What *do* we take with us when we die?




When we die, we take love with us.

Of God, of others - and their love of us.


That is not all we take - but it is the most important thing.

And that we do take love with us is a vital but neglected/ denied/ unexplained fact.


But what kind of a thing is love? -  What are suitable analogies? - More work needed...



Nicholas Fulford said...

At the risk of being self-indulgent, here is a poem I wrote about 7 years ago that may be of some worth.

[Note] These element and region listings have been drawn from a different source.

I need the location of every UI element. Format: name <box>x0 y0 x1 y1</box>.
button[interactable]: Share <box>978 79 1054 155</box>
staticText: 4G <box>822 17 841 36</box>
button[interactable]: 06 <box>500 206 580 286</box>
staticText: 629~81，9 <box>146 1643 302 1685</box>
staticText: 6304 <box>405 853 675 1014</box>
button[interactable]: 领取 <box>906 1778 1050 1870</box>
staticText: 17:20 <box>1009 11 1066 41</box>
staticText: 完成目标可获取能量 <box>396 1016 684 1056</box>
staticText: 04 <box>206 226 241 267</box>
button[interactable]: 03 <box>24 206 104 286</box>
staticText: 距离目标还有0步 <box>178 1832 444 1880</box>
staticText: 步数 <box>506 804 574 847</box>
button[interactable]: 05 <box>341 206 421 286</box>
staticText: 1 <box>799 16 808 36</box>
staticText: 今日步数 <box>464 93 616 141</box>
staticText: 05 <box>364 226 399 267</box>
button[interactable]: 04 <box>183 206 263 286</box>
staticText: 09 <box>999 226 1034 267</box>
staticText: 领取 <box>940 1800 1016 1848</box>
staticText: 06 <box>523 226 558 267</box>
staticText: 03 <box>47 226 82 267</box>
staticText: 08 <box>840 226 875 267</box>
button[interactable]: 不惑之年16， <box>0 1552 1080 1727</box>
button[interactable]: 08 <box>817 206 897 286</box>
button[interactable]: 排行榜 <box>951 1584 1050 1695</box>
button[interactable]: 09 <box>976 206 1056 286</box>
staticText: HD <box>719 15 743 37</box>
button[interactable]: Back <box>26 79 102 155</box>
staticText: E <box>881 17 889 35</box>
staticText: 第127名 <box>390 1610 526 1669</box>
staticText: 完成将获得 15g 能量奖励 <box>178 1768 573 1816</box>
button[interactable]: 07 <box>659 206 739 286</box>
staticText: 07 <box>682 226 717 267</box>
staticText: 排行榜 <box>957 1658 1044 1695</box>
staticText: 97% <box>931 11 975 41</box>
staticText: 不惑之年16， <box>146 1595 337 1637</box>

Death has come and made life real.

The gray of drab November rain,
Clings to my cheeks, like ice tears.
See the quivering of my soul,
Shaking beneath my frozen skin.

A child has died today.
Can you know such dread as touches me?
My son has fallen in the night.
His steps once sure, are silent.

A breath like icy crispness hangs upon his corpse.
The crystals shine as jewels.
But oh, for all the diamonds of the world,
That would I gladly give, and more, for him.

How can I bear the knowledge that shatters all illusion?
Can love break apart the cold and lifeless lips,
And place the warmth of living breath within?
Will the sun ever rise again?

In the darkness, mumbling incoherent mutterings of grief,
Broken and sliced open with shards of desolation,
A drop of love in ocean's sorrowful depths reminds me:
Death has come, and made life real.

JP said...

Drat, I thought the answer was going to be "our iTunes library".

The Crow said...

No. We take nothing at all. We are what we take, and that is nothing. But this nothing is eternal and indestructible. It lives.
Unless by 'love', you mean total equanimity, devoid of any and all emotion.